Representing the Chartered Institute of Stockbrokers, Mr. Adeyemi Aina emphasized the significance of a managed float currency system and policies supporting local production to strengthen the national currency.

The discourse revealed a nuanced perspective on the government’s economic reforms, showcasing a blend of optimism and criticism. As Nigeria navigates through economic uncertainties, stakeholders emphasize the need for revisiting Tinubu’s 8-point agenda and leveraging national assets for sustainable economic growth and stability.

Support for local businesses is crucial to the nation’s economic growth – NACCIMA boss

Amidst the seeming defense of government reform measures by the office of the Vice President and the CBN governor, the NACCIMA President, Dele Oye, said that government support for local businesses is crucial to the nation’s economic growth, even as he averred that the current foreign exchange policies of the CBN are the drivers of hyperinflation in the country.

His words: “Every country defends her currency. You can see what America is doing to China to slow them down, so that America can continue to prevail. You can see the way they protect their industries. Countries must defend their own. But in Nigeria, there is nothing for the Nigerian businessman”.

On the cause of the galloping inflation in the country, Oye said, “there is hyperinflation because of forex policies and reforms. There has been significant rise in unsold goods, and these are manufactured goods.

“The private sector is not the problem of inflation, we all know that. If you check, none of us has any money anymore. They have collected it through tax.

“The truth is, the biggest driver of inflation is the value of our currency.

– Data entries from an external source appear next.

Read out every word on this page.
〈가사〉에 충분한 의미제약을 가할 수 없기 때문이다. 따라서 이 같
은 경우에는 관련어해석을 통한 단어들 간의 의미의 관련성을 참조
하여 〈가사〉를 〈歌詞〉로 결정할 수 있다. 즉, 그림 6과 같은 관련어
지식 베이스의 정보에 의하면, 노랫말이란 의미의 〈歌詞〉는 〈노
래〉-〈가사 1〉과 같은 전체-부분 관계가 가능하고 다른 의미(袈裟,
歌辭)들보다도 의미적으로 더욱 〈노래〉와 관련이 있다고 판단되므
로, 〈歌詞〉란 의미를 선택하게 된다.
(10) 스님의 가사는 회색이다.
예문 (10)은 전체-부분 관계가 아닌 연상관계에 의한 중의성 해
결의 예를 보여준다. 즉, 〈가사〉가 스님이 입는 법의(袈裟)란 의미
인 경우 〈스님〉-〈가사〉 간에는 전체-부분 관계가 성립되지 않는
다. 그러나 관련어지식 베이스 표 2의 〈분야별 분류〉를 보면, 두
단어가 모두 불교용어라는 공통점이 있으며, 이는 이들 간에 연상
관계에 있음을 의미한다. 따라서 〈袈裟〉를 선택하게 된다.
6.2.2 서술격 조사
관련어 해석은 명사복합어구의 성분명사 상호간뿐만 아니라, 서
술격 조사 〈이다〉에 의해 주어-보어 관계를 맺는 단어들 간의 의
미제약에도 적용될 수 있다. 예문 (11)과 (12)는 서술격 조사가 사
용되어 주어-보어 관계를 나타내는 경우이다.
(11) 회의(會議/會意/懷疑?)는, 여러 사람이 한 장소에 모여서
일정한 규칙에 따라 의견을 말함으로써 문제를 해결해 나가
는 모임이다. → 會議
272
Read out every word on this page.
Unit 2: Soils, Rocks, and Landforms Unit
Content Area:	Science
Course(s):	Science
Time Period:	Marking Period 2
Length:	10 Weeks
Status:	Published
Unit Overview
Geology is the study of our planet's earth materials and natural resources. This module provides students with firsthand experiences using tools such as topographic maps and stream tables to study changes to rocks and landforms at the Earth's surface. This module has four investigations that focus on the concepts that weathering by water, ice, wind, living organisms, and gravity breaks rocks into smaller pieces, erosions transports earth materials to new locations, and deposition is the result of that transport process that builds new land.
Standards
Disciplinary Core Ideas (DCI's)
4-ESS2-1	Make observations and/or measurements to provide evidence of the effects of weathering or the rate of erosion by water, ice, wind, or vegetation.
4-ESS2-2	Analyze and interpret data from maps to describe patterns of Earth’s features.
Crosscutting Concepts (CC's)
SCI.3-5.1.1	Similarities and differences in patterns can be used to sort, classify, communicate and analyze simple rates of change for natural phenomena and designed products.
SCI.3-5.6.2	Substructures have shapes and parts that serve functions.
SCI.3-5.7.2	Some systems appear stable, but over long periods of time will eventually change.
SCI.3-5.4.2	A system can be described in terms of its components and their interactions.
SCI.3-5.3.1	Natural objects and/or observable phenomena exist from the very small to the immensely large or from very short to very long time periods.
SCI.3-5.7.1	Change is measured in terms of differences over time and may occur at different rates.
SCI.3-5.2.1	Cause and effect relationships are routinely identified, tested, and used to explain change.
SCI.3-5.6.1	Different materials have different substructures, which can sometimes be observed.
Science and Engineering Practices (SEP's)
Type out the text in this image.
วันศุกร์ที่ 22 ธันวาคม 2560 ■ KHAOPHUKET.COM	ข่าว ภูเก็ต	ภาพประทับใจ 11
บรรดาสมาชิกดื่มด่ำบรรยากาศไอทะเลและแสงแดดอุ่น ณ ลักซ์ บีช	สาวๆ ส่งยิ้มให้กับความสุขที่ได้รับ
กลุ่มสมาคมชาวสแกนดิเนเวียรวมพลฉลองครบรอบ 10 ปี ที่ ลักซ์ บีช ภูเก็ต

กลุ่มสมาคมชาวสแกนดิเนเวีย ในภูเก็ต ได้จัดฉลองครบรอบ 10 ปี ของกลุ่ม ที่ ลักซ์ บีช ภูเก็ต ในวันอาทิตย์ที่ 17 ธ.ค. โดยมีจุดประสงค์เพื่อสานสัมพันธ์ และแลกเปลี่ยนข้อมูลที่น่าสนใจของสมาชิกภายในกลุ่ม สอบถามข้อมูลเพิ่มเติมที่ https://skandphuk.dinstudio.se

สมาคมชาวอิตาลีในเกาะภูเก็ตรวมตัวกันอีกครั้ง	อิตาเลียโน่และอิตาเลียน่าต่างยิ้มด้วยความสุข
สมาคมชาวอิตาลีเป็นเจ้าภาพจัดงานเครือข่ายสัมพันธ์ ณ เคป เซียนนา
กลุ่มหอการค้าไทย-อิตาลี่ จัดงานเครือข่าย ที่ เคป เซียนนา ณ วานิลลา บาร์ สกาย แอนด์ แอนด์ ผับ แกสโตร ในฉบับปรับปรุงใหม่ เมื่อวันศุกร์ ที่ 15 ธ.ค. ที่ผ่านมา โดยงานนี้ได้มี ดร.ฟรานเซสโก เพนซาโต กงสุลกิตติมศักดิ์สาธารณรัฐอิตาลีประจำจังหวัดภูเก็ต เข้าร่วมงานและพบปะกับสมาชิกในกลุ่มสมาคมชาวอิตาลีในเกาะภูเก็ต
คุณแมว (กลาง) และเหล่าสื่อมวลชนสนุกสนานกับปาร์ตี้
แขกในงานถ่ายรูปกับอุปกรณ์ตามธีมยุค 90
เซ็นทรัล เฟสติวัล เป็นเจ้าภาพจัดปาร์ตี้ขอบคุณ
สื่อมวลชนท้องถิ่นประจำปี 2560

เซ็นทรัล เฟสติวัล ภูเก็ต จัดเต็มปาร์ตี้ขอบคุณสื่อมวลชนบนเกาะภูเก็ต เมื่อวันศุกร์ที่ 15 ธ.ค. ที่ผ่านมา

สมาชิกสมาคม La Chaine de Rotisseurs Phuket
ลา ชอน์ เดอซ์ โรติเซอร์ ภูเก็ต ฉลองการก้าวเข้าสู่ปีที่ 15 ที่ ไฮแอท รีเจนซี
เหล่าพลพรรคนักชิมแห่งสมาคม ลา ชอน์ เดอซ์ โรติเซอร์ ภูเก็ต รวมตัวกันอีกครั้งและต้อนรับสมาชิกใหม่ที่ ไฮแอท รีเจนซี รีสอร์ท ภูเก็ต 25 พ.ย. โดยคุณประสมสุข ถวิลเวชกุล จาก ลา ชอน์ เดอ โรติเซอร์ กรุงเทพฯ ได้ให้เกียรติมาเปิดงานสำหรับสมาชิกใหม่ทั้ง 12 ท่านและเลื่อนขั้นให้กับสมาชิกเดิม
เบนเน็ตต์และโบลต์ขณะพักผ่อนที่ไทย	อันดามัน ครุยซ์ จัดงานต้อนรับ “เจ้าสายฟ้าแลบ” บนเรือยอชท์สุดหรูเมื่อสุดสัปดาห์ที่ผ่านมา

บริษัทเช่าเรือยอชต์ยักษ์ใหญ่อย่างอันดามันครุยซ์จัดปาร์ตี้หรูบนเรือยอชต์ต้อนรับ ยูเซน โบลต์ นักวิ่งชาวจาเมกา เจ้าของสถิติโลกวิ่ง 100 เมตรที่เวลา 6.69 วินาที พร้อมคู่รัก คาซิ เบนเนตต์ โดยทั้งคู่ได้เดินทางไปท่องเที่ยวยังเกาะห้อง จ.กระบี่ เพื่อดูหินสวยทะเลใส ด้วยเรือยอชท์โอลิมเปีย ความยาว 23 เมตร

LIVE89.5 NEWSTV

So we must make sure we stabilise our currency, which is the beginning and end of our problem”.

FG’s reforms are increasing poverty level – NLC President

Comrade Joe Ajaero criticized the government’s reforms, alleging an increase in poverty levels and a lack of direct economic benefits for citizens. According to him, policies such as floating of the naira, subsidy removal, expansion of the tax base among others, have no direct benefit to the economy or Nigerians. He explained that instead the policies have eroded the economic benefit accrued to Nigerians before the introduction of these policies.

He stated further: “The purpose of any government is for the good of the people, whether workers or whoever. So, you cannot be talking of reserve, saving money, economic policies, while people are suffering and more people going into poverty.

“One of the eight-point agenda of Mr. President is to eradicate poverty but how many people have descended into poverty between May 29th last year till date? Much more people. So the policies we are having are leading more people into clear cases of poverty.

“I have not seen any conscious reform effort by the operators of the Nigerian state today to deal with the economic problems facing the country and I say this without mincing words. The answer is no. Increase in electricity tariff, is that a reform? The answer is no because I want to understand the reforms that are taking place in Nigeria, is the floatation of the currency a reform? No, let us understand what we mean by reforms.

“Is expanding the tax nets a reform? And all these are bringing lots of burdens on the workers. If you check, workers are the main people that pay actual tax. They don’t even have options because it’s deducted from their salary and it’s remitted.

“We are talking about over 30 per cent of inflation, food inflation is about 40% plus. And when this issue of PMS increase was brought up, we challenged them. When we said reverse, they said no. Ajaero go and negotiate wages”.